I have never been one to hold a grudge but that personal encounter with Johnson rankles every time I hear his overpronounced Eton vowels on the radio. The repeated untruths about our economic success or the 40 ‘new’ hospitals, the feeble apology for ‘partygate’, the doubling-down on his smear of Keir Starmer. He cannot be wrong and it’s never his fault. One of my personal bugbears is people who cannot take proper responsibility.

My televisual brushes with Johnson continued when a friend and I went to a recording of Have I Got News For You a year or so later, something we had done several times before. Unusually, we were seated in a side row very close to Paul Merton and we spied a perfect opportunity to inveigle ourselves into the ‘green room’ for after-show drinks by using that Room 101 anecdote because, as you may have anticipated, the guest presenter was none other than the careless cyclist.

 The evening’s recording went on and on and on, far longer than previous experiences, and then we had to sit through around 20 minutes of retakes of fluffed lines and failure to read the autocue. If Johnson chairs cabinet meetings this ineffectually, you get an insight into his government. When the producer finally declared a ‘wrap’, the bored panellists scarpered before I could tap Paul Merton for the chance to hobnob backstage.

I watched various Boris-fronted episodes again on YouTube by way of research for this article, and all were telling: bravura outings for Johnson the TV personality, utterly chaotic thanks to his total lack of control and his inability to discern a right answer from a wrong one. The despairing panellists laughed at him and joked about his potential to be PM, unaware of the monster they were helping to create.  One episode included a round devoted to Blair-bashing, Johnson criticising the then-Prime Minister for lying, taking a gratis holiday villa and using too many soundbites, before laying into the BBC for unfairly representing the Tory party. He was clearly gobbling up those political lessons for future use.

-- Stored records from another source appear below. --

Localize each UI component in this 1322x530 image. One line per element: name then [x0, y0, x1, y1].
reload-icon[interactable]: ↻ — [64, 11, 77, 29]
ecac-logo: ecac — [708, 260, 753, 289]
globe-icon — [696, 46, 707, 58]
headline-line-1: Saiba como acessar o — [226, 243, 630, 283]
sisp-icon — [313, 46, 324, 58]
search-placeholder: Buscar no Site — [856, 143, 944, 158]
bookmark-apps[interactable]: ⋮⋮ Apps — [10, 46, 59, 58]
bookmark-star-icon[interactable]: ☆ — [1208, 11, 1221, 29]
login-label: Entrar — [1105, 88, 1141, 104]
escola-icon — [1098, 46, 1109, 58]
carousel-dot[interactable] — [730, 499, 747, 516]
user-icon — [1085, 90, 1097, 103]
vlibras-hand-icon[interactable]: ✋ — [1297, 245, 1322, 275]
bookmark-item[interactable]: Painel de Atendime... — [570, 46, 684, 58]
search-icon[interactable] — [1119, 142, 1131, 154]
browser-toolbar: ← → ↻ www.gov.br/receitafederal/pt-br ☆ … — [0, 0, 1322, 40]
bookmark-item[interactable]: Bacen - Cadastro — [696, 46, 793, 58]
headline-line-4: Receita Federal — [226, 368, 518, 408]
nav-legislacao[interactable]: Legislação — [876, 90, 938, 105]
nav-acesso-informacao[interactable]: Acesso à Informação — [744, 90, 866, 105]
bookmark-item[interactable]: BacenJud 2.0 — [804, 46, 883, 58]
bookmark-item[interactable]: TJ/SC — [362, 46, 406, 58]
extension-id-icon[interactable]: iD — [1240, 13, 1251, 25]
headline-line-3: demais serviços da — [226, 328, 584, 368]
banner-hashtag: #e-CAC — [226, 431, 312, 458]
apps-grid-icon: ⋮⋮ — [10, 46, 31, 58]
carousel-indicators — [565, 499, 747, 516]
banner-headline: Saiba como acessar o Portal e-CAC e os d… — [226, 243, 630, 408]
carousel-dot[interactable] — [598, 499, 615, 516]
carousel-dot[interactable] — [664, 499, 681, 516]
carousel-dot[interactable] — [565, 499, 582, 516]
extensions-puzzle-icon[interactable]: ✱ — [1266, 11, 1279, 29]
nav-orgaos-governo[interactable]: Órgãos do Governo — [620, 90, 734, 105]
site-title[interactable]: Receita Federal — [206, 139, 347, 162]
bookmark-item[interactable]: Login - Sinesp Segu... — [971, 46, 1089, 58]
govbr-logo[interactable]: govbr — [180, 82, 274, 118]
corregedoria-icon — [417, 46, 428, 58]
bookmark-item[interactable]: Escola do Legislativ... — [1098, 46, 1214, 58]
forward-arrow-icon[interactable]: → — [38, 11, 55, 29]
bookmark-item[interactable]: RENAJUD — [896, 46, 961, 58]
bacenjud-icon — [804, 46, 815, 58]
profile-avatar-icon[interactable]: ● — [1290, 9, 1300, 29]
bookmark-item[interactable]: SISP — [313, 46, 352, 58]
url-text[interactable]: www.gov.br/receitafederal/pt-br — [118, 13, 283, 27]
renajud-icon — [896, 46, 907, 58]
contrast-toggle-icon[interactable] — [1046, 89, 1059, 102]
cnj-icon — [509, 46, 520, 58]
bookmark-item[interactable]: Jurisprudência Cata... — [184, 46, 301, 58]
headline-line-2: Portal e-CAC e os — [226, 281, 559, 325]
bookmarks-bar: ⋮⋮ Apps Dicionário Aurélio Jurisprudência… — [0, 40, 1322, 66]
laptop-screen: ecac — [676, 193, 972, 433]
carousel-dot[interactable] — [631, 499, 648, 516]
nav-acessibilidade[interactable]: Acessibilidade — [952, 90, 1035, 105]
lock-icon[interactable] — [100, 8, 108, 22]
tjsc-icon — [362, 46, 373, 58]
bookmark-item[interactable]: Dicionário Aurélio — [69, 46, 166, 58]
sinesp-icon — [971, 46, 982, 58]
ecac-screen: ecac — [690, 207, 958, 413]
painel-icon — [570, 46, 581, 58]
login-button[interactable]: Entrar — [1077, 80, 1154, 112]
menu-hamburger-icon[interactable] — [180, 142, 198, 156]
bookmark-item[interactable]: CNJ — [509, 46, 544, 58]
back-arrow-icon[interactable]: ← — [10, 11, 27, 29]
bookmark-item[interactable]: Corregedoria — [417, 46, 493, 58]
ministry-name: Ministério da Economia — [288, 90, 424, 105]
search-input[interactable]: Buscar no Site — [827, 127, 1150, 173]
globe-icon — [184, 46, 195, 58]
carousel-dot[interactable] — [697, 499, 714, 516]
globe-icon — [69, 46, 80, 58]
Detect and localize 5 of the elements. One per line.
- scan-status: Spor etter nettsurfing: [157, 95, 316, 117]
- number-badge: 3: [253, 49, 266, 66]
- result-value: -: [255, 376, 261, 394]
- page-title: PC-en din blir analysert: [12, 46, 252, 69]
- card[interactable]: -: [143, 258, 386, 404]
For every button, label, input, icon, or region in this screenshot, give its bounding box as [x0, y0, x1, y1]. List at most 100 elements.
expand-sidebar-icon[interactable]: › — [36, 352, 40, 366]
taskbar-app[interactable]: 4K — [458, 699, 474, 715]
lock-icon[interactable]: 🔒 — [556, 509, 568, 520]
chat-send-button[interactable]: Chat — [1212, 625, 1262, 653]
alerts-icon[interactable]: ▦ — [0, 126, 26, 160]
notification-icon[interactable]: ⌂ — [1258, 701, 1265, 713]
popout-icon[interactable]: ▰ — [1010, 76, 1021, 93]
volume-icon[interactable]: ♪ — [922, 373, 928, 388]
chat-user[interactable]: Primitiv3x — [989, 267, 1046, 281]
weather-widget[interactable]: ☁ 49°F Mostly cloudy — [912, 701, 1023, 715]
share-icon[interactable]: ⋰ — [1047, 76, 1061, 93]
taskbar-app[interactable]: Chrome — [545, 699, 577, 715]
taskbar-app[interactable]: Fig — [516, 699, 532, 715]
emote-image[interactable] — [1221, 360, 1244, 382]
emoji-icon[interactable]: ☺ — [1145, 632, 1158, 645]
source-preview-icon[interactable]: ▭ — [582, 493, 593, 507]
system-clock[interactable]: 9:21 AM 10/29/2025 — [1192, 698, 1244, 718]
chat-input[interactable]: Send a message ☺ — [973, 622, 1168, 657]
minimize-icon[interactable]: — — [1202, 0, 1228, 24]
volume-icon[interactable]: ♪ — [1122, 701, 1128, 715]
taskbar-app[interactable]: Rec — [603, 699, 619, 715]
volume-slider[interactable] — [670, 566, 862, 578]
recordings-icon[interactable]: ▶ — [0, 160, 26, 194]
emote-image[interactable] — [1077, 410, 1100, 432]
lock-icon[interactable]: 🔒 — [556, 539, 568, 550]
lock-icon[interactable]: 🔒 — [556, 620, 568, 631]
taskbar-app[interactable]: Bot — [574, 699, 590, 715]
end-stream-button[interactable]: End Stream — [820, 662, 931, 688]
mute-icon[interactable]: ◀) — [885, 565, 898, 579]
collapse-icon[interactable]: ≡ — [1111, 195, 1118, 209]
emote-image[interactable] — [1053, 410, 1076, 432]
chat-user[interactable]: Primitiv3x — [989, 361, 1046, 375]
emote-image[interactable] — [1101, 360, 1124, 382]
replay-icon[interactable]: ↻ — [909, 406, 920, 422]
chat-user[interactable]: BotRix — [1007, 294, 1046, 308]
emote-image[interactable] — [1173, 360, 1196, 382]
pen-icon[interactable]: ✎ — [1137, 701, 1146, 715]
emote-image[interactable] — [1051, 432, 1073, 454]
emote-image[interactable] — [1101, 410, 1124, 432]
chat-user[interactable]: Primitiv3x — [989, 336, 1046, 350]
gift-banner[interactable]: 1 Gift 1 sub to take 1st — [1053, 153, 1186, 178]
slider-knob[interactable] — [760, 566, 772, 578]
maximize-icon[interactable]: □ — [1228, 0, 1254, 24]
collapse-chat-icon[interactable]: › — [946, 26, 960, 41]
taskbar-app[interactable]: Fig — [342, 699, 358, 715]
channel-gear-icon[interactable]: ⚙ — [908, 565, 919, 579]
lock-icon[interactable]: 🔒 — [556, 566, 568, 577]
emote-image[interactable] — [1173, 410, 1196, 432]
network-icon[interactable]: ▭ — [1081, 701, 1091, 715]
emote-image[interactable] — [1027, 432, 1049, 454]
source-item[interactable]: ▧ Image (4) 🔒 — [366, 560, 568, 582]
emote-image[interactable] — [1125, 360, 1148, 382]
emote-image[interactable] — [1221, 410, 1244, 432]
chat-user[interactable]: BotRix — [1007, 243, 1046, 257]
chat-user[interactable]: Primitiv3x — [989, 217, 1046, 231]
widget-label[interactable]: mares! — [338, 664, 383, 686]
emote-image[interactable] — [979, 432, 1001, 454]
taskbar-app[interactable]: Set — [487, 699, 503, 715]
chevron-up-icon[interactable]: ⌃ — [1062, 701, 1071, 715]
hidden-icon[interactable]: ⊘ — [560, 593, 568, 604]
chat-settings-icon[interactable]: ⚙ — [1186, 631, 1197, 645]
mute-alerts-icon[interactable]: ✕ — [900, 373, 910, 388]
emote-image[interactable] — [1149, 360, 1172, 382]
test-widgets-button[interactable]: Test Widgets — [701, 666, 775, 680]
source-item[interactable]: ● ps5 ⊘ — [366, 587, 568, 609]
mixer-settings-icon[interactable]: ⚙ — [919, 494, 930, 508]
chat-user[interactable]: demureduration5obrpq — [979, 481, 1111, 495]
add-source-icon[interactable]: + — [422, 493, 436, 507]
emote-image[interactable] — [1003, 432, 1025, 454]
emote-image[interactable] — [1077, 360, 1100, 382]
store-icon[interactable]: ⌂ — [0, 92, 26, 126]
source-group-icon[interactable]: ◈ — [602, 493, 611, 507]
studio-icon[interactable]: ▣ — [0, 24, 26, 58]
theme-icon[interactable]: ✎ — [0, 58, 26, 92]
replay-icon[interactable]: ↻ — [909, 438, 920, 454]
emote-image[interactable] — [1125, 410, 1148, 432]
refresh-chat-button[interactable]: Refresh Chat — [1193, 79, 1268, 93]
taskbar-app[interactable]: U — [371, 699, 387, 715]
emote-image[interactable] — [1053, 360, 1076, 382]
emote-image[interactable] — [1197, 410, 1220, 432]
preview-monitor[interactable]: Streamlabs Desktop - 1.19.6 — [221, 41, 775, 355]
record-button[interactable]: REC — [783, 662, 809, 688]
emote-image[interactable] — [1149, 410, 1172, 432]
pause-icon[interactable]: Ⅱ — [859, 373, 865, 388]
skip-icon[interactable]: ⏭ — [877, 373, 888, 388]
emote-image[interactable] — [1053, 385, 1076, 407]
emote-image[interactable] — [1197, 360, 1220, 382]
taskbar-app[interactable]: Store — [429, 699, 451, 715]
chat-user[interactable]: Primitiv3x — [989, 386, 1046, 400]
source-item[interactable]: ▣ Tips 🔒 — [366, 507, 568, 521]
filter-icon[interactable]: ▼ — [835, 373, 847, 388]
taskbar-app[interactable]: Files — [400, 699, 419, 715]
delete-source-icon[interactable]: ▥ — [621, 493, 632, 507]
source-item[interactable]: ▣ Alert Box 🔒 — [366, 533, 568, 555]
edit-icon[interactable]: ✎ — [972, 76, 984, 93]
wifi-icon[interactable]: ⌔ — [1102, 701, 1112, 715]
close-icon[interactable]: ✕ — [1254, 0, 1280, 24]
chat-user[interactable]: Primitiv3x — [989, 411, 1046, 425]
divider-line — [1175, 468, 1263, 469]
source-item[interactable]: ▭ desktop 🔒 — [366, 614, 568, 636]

I take pride in the fact Johnson tried to put me in Room 101; the impulse is entirely mutual. If his great fear is people shouting at him when he transgresses, he is surely living that personal hell now. Only carefully controlled appearances now keep him away from the anger of the public. Let us hope it is not too much longer before he disappears through the trapdoor into political oblivion and certainly before he makes Orwell’s dystopia a settled reality. I know I had the measure of him two decades ago as a self-serving egocentric. It is a shame for our country that it has taken so long for the scales finally to fall from the collective eyes.